One of the key biblical principles that we must communicate accurately to unbelievers is God’s grace in forgiveness of their sins when they accept Jesus Christ; that is, we are justified (forgiven and made right in God’s sight—saved) by the grace of God through our faith in Jesus Christ, not by our good “works” (Eph. 2:8).
Ephesians 2:8 8 For by grace you have been saved through faith, and that not of yourselves; it is the gift of God,
A word picture may help us explain to an unbeliever that forgiveness is a gift of God’s grace. Here’s an example:
Have you ever really hurt your spouse or girlfriend, and no matter what you did you couldn’t get rid of the guilty feelings? You think if you send her flowers and candy, you’ll feel better. But it doesn’t work. You still feel an estrangement that you can’t seem to shake. Finally one day, knowing your heart and sensing your guilt, she says, “You know, you don’t need to keep trying to earn my forgiveness. I want you to know that there is nothing you can ever do that could earn my love. I forgave you the moment you hurt me because I love you. That’s not something you can earn. It’s something I give you. All you need to do is ask for my forgiveness and accept it. If I didn’t love you, I wouldn’t forgive you, and all the presents and apologies in the world wouldn’t change me.”
Aren’t word pictures the teaching technique Jesus employed most often? Jesus taught His greatest truths through stories and illustrations. Read, for example, the parables of the Unforgiven Servant in Matthew 18:21–35 and the Good Samaritan in Luke 10:25–37. These and other parables are word pictures drawn from the lessons and circumstances of everyday life. Jesus’ purpose was to teach truths concerning the kingdom of God in a way that was relevant yet understandable to His audience.
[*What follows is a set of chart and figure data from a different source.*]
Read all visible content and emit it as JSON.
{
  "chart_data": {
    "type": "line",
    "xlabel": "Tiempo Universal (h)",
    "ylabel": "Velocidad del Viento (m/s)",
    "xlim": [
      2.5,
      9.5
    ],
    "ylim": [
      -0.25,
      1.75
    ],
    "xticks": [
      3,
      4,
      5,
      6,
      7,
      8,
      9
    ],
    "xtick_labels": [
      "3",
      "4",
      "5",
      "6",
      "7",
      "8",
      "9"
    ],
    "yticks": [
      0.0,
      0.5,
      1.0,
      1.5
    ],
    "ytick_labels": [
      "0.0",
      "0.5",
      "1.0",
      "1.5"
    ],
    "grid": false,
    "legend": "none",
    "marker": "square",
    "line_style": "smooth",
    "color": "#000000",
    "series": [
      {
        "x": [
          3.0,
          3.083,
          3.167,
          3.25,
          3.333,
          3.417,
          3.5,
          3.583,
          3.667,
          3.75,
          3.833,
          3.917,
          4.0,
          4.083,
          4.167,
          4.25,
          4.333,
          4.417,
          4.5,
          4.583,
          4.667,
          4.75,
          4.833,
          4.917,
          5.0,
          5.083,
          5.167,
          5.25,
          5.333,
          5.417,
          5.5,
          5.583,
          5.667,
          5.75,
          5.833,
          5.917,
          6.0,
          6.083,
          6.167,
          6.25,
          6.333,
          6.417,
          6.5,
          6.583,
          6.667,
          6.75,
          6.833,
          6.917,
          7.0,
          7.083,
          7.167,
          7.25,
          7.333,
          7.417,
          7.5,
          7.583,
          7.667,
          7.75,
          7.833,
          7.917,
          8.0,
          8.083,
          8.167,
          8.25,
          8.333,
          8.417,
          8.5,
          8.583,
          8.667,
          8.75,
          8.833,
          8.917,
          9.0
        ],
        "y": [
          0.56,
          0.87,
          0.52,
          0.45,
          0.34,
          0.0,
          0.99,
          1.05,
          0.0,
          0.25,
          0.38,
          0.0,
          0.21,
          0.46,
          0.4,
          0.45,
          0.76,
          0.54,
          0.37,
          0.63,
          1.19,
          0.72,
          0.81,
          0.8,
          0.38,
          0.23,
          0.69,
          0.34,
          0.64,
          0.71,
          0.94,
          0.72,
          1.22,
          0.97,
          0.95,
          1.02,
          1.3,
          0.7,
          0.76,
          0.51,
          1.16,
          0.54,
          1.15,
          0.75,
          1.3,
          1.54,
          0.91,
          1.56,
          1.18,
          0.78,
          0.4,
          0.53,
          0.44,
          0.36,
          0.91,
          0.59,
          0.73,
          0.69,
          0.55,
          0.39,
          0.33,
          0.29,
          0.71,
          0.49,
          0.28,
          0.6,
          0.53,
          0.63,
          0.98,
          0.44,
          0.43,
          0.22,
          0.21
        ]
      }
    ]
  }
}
Parables served this purpose best.
Always keep Jesus in your heart and on your mind.
God is testing us every day and has given us the right to make our own choices. Do you know which ones are the right choices in Gods mind?
Fear God, love God, honor God, and trust God with all your heart, mind and soul and you will receive and experience the joy of the promises of God’s blessings in His time.
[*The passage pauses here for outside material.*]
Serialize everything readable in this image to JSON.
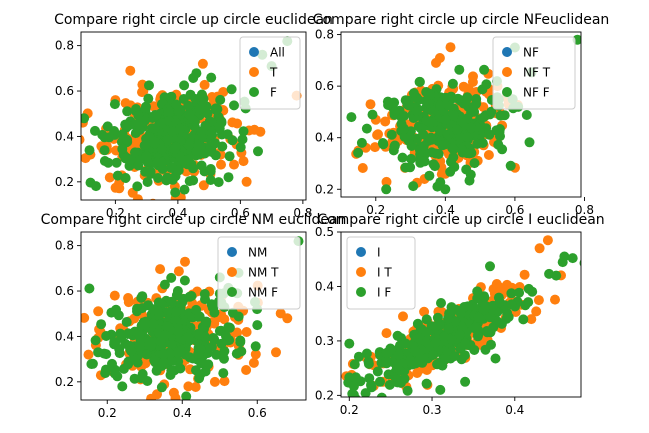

Prayer: Father in heaven, hallowed is Thy Name. I praise You for Your Son and the Holy Spirit. I praise You for Your grace in sending us Your wisdom about “Using the Socratic Method to Prove or Defend Christianity.” I praise You for Your caring, Your loving kindness, and Your generosity. Only Your graciousness and love could forgive the sins of mankind and still allow him to become an elect Son of Yours. Please bless those who have read this article for they too seek Your righteous truth, Your understanding and Your love.
May God, Jesus, The Holy Spirit and Christianity be our guiding lights, our safety nets and our inspiration for loving happiness in all of Your kingdom. Let it be Your will Lord not mine. Please come Lord Jesus.
I pray in Jesus sweet name and to His glory through the power of the Holy Spirit,
Christian Verse: 2 Thessalonians 2: 9 The coming of the lawless one is according to the working of Satan, with all power, signs, and lying wonders, 10 and with all unrighteous deception among those who perish, because they did not receive the love of the truth, that they might be saved. 11 And for this reason God will send them strong delusion, that they should believe the lie, 12 that they all may be condemned who did not believe the truth but had pleasure in unrighteousness.